While I probably wont have time to investigate this I think a factor that could be more curcial to how well the ultrasonic sensors behave would be sensor elevation and maze wall height. If the sesnor is too high it could easily read over the wall. If the sensor is positioned too near to the ground it could mean lots of scattered sound and potentialy unreliable readings. I would suggest a test where a ultrasonic sensor is mounted at four or five heights at 100mm, 150mm, 200mm and 250mm to ascertain the best position.
- The robot when navigating the maze with just its ultra sonic sensor had some issues, mainly related to acuracy of measurements. We tried two configurations, first with the sensor to the left, so it could follow a wall and find turns and second with the sensor facing dead ahead so we could detect walls. Both configurations ran into problems. Configuration one frequently got stuck in locations where there was no left turn at the end of a coridor
Configuration two would often run into walls infront of it causing the sensor readings to go out of bounds then it would find turning hard as it was too close to the wall. We encountered a showstopping flaw in both configurations, the robot would easily become caught in loops. If the robot enters a loop similar to the one in the diagram to the right it will become trapped. Because the exits are never located to the left hand side of the robot inside the loop the sensors which only look forwards and to the left will never be able to detect them.
Familiarise Yourself With Line Detection and Following
Here are the blocks we used to complete the challenge brief.
Detail on the sensor/wait block.
The first block causes the robot to move forwards indefinitely.
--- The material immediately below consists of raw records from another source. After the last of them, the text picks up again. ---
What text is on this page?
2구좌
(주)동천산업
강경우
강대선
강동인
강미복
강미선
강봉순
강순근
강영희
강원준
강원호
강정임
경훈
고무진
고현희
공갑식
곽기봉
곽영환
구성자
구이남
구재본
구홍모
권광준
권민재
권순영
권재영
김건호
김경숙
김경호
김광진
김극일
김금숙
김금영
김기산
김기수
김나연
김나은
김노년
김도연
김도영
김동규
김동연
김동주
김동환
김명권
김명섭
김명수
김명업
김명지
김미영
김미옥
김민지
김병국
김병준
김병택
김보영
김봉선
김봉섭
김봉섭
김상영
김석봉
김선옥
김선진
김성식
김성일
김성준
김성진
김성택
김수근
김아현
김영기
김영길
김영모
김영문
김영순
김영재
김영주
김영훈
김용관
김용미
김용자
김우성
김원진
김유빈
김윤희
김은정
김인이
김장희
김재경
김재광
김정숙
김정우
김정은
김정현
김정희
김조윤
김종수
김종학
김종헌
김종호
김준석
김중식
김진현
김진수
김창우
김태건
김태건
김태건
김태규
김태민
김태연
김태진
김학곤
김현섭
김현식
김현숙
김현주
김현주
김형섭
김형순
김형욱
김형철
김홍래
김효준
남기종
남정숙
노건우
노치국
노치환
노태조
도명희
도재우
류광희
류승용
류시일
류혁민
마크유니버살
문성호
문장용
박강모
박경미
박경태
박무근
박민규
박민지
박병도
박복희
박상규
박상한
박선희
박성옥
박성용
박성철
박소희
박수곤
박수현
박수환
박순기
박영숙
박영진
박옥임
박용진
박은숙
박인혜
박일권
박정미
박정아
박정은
In order to find the light we pause the program's execution with a wait block, it will only continue when a certain condition has been met. You can see in the detailed view above for the wait block we used the light reading 33 be a dark line (we did a short test to ascertain the best number), if this is ever the case the the program continues executing and then stops the motors.
The configuration for this task
Use the Light Sensors to Explore Active and Passive Sensing
The Robot's Configuration for this task
We collected passive light readings from the LED Flash on an iPhone at distances ranging from 100cm to 50cm and noted them in the table below.
|Passive Light Sensor Levels Against Distance in CM from Light Source|
- We used the readings from this test to create a program to move towards a light source.
The program consists of a single loop and an if statement. The if statement gets either true if the light level is above 40 and false if it is not. The true behaviour is to move forwards and the false behaviour is to slowly spin. You can see it below.
Here are the settings for the if sensor block
We went on to change the program to function in reverse.
- In order to achive the goal of making a robot follow a line we had to first make it find a line, to do this it moves forwards until the light sensor's level goes over 35 see below.
The when a line is found the line following behaviour is started and loops, below is that behaviour. The behaviour is to turn one way if the light level drops below a threshod and then turn the other when it is above the threshold. This causes the robot to move forwards in a zig-zag patern sticking to even a fairly complicated dark line
Passive light sensing uses just the surrounding light, meaning it can be fairly inefective at detecting changes in the surfaces it moves accross for example like line following
Active light sensing uses a small but bright light allow the robot to detect how reflective the environment directly in front of its sensor is.